「けりをつける」の「けり」は、「蹴り」ではなく古文でよく出てくるあの言葉が由来です!

簡単に決められないような物事に決着をつける事を意味する「けりをつける」。
難題となっている事案や物事に対して、決着をつけて終局させる際に用いられる語句となっています。

そんな「けりをつける」ですが、漢字では「蹴り」という表記にはなりません。
では、「けり」とはそもそも何を指しあらわしているというのでしょうか?

ここでは「けりをつける」の意味とともに、この言葉の由来について解説します。

「けりをつける」とは

 

まずは、「けりをつける」がどのような意味の言葉なのか、どのような類語があるのかを見ていきましょう。

「けりをつける」の意味

「けりをつける」とは、事案もしくは問題に決着をつけて終局することを意味しています。
特に簡単に決められないものや、一筋縄ではいかない出来事に決着をつける際に用いられます。

「けりをつける」の類義語

 

「けりをつける」の類義語としては、「丸く収める」「収拾を付ける」などが挙げられます。
これらの言葉は、事態が錯綜している状態から、結論を導き出して解決する際に用いられます。

その他には、物事の終わりを意味する「幕切れ」「終止符を打つ」「幕を閉じる」なども「けりをつける」の類義語といえます。
いずれも物事に決着をつけるという意味がある言葉です。

「けり」とはなんのこと?

 

「けりをつける」の「けり」を漢字表記にすると「蹴り」には・・・なりません。
そもそも、漢字表記の無くひらがな表記のみです。

では、「けり」とは一体何を表しているものなのでしょうか?

古典で用いられる助詞「~けり」を由来とする説

「けりをつける」の「けり」は、古典で用いられる助詞が由来となったのではないかとされています。

古典の一種である和歌や俳句などでは、その終わりを「~けり」という助詞で締めくくることが多いです。
特に「なりけり」「ありけり」のような語で結ぶことが多くなっています。

この「けり」から、「けりをつける」という言葉が来たのではないかとされているのです。
これら古典で使われる「~けり」は、いずれも「~だった」という過去を表す意味や、「~だなぁ」などの感動を表す意味があります。

語り物や謡い物の締めくくりから来たとする説

平家物語をはじめとした、語り物や謡い物では、「そもそも」という語りから始まり、「けり」で語りを納められることが多く、ひとつのパターンとなっていました。
そこから、締めくくりを指す「けり」が、決着を指す「けりをつける」として使われるようになったのではないかという説もあります。
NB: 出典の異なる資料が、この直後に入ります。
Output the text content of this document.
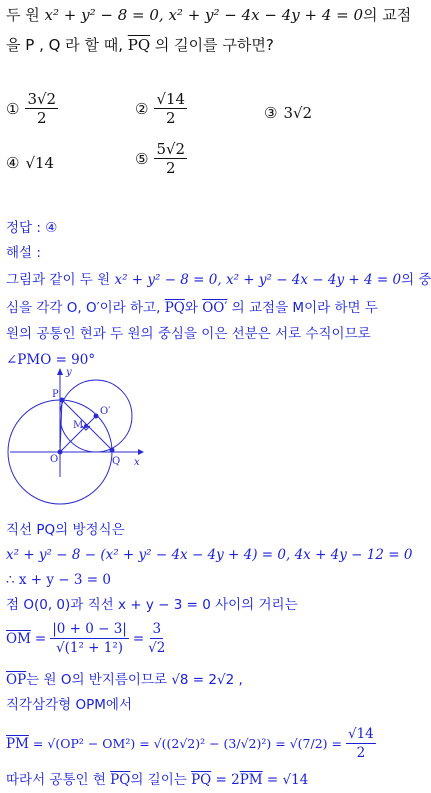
두 원 x² + y² − 8 = 0, x² + y² − 4x − 4y + 4 = 0의 교점
을 P , Q 라 할 때, $\overline{PQ}$ 의 길이를 구하면?
① $\frac{3√2}{2}$	② $\frac{√14}{2}$	③ 3√2
④ √14	⑤ $\frac{5√2}{2}$
정답 : ④
해설 :
그림과 같이 두 원 x² + y² − 8 = 0, x² + y² − 4x − 4y + 4 = 0의 중
심을 각각 O, O′이라 하고, $\overline{PQ}$와 OO′ 의 교점을 M이라 하면 두
원의 공통인 현과 두 원의 중심을 이은 선분은 서로 수직이므로
∠PMO = 90°
y
x
O
P
O′
Q
M
직선 PQ의 방정식은
x² + y² − 8 − (x² + y² − 4x − 4y + 4) = 0, 4x + 4y − 12 = 0
∴ x + y − 3 = 0
점 O(0, 0)과 직선 x + y − 3 = 0 사이의 거리는
$\overline{OM} = \frac{|0 + 0 - 3|}{\text{√(1² + 1²)}} = \frac{3}{√2}$
$\overline{OP}$는 원 O의 반지름이므로 √8 = 2√2 ,
직각삼각형 OPM에서
$\overline{PM} = √(OP^2 - OM^2) = √((2√2)^2 - (3/√2)^2) = √(7/2) = \frac{√14}{2}$
따라서 공통인 현 $\overline{PQ}$의 길이는 $\overline{PQ} = 2\overline{PM} = √14$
どちらにしても、締めくくりを意味するところから「けり」が用いられるようになったわけですね!

「かたをつける」との違い

 

「かたをつける」という言葉は、「けりをつける」と似たような意味を持つ言葉として日常会話でも度々用いられていますよね。
では、「かたをつける」とはどういう意味を持っているのでしょうか?

そして「けりをつける」とどのように使い訳をしたらいいのでしょうか、その違いについて見ていきましょう。

「かたをつける」の意味

「かたをつける」も「けりをつける」と似たような意味の語句です。
物事をしっかりと処理することや解決することを指しています。
適当な答えを見つけて解決する、という意味合いがあります。

ここで用いられる「かた」は、物事の向きや結末を表す言葉のことです。
漢字では、「方をつける」や「片をつける」と表記することも可能です。

「けりをつける」と「かたをつける」の違い

「けりをつける」と「かたをつける」は似ている言葉なのですが、違いもあります。
この2つの言葉には「どうやって解決したのか」という点に違いがあるといえるのです。

「かたをつける」は、物事を主に金銭などのやり取りをもって解決するという使われ方をすることが多いです。
対して「けりをつける」は、ある事案や問題について話し合いによって解決する場合に表現されることが多くなっています。

どちらも物事を解決させるという意味を持つ語ですが、「何をもって解決するのか」という点において違いがある、ということになります。

まとめ

「けりをつける」は、事案や問題に対して最適な結論を導き出して決着をつけることを指す言葉となっています。
この「けり」とは「蹴り」が由来ではなく、古典などに用いられる際に終わりを意味する助詞「けり」が由来だとされています。
また、語り物や謡い物の終わりに使われる「けり」が由来だという説もあります。

似たような意味を持つ「かたをつける」という言葉は、お金で解決するというニュアンスが強いです。
「けりをつける」は話し合いで解決する際に使われることの多い言葉となっています。